Homeless bedding line should be put to sleep
How do these people sleep at night?
I’m talking about the creators of Home Duvet, the homeless chic line of bedding available at dutchbydesign.com.
And the dopes who buy it.
To the tune of about $200, you can doze like a homeless person - in the comfort of your own bedroom.
The $100, 144-thread-count duvet cover depicts a picture-perfect print of cardboard boxes flattened and taped together.
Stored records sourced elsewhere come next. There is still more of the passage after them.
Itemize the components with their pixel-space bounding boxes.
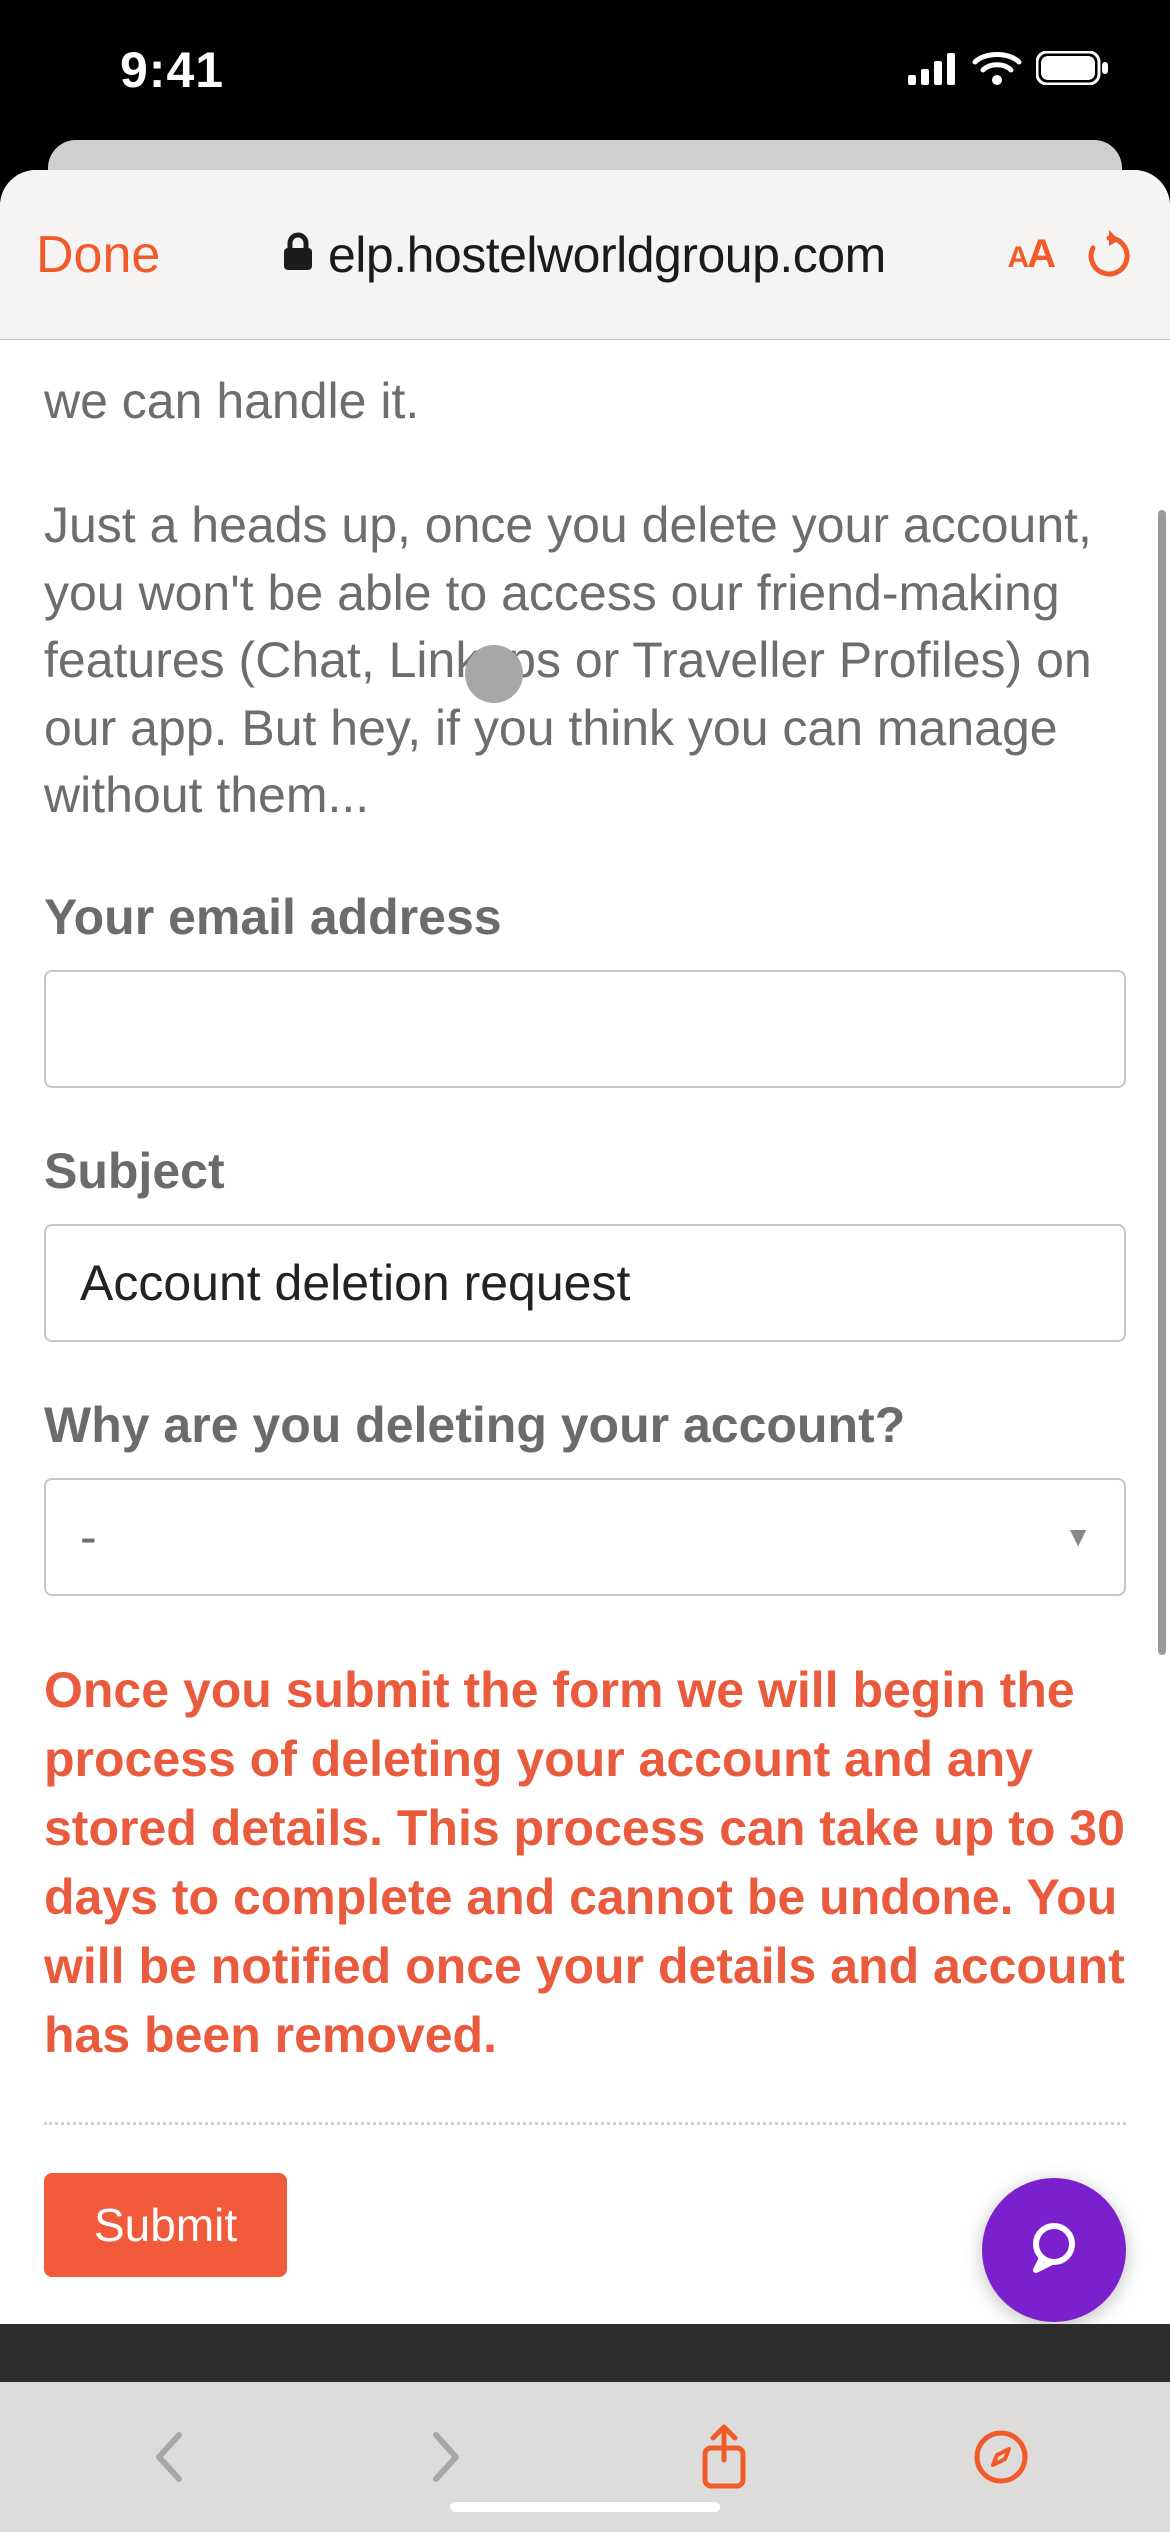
status-time: 9:41	[120, 41, 224, 99]
page-footer-strip	[0, 2324, 1170, 2382]
safari-button[interactable]	[961, 2417, 1041, 2497]
deletion-warning-text: Once you submit the form we will begin t…	[44, 1656, 1126, 2070]
email-field[interactable]	[44, 970, 1126, 1088]
reload-button[interactable]	[1084, 230, 1134, 280]
previous-paragraph-tail: we can handle it.	[44, 366, 1126, 436]
reason-select[interactable]: -	[44, 1478, 1126, 1596]
safari-sheet: Done elp.hostelworldgroup.com AA we can …	[0, 170, 1170, 2532]
forward-button[interactable]	[406, 2417, 486, 2497]
divider	[44, 2122, 1126, 2125]
aa-small: A	[1007, 241, 1027, 275]
chat-icon	[1022, 2216, 1086, 2285]
reason-label: Why are you deleting your account?	[44, 1396, 1126, 1454]
done-button[interactable]: Done	[36, 225, 160, 285]
subject-label: Subject	[44, 1142, 1126, 1200]
web-content: we can handle it. Just a heads up, once …	[0, 340, 1170, 2352]
touch-cursor-indicator	[465, 645, 523, 703]
page-domain: elp.hostelworldgroup.com	[328, 226, 886, 284]
aa-large: A	[1027, 232, 1054, 277]
wifi-icon	[972, 50, 1022, 91]
text-size-button[interactable]: AA	[1007, 232, 1054, 277]
scroll-indicator	[1158, 510, 1166, 1655]
browser-top-bar: Done elp.hostelworldgroup.com AA	[0, 170, 1170, 340]
address-bar[interactable]: elp.hostelworldgroup.com	[190, 226, 977, 284]
lock-icon	[282, 232, 314, 277]
subject-field[interactable]	[44, 1224, 1126, 1342]
submit-button[interactable]: Submit	[44, 2173, 287, 2277]
chat-fab[interactable]	[982, 2178, 1126, 2322]
email-label: Your email address	[44, 888, 1126, 946]
status-right	[908, 50, 1110, 91]
back-button[interactable]	[129, 2417, 209, 2497]
battery-icon	[1036, 51, 1110, 90]
heads-up-paragraph: Just a heads up, once you delete your ac…	[44, 492, 1126, 830]
cellular-icon	[908, 51, 958, 90]
home-indicator	[450, 2502, 720, 2512]
status-bar: 9:41	[0, 0, 1170, 140]
share-button[interactable]	[684, 2417, 764, 2497]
It’s Boston-Common-at-midnight-meets-white-sale.
Then there’s the matching pillow shams ($11 each) and the $70 street sheet - a flat sheet designed to look like pavement.
Sure, 30 percent of the gross profits go to Centrepoint, a UK charity for homeless young people ages 16-25, which might make you feel better about using abject poverty as a decor theme. (What’s next, “crack den” wallpaper, complete with used syringes?)
But the half-baked hipsters who think it’s both ironic and charitable to “sleep under a cardboard box so a homeless person doesn’t have to” (that’s the Web site’s sales pitch) shouldn’t pat themselves on the back too fast. Because these are probably the same self-involved scene-makers who ignored the beggar outside of Mistral last week. “He’ll just spend it on booze,” they may have said as they walked inside and laid down a $20 for a cucumber-infused martini.
Meanwhile, homeless shelters in Boston and across the country are facing budget cuts and a falloff in donations while some misguided do-gooder pretends he’s sleeping al fresco under the expressway.
“I would never buy anything like that, and we would not be an organization that would take the proceeds,” said Barbara Trevisan, spokeswoman for the Pine Street Inn. “If you care about the issue of homelessness, we appreciate it. And you can make your checks out directly to the organization.”
No word from Dutch By Design about how sales are going.
Home Duvet is just the latest gaffe by companies who claim to want to raise awareness of homelessness while making a buck.
Doll maker American Girl introduced Gwen earlier this year. Her back story (or big secret) was that she lived in a car with her mother for a while after her dad ditched them. But American Girl couldn’t spare a dime of the $95 price tag to actually help homeless shelters.
Even if some of the money goes to charity, Home Duvet’s line of homeless bedding mocks a population it claims to champion. It belittles a group of people who need the most help.
This isn’t “edgy design,” people - it’s just exploitation.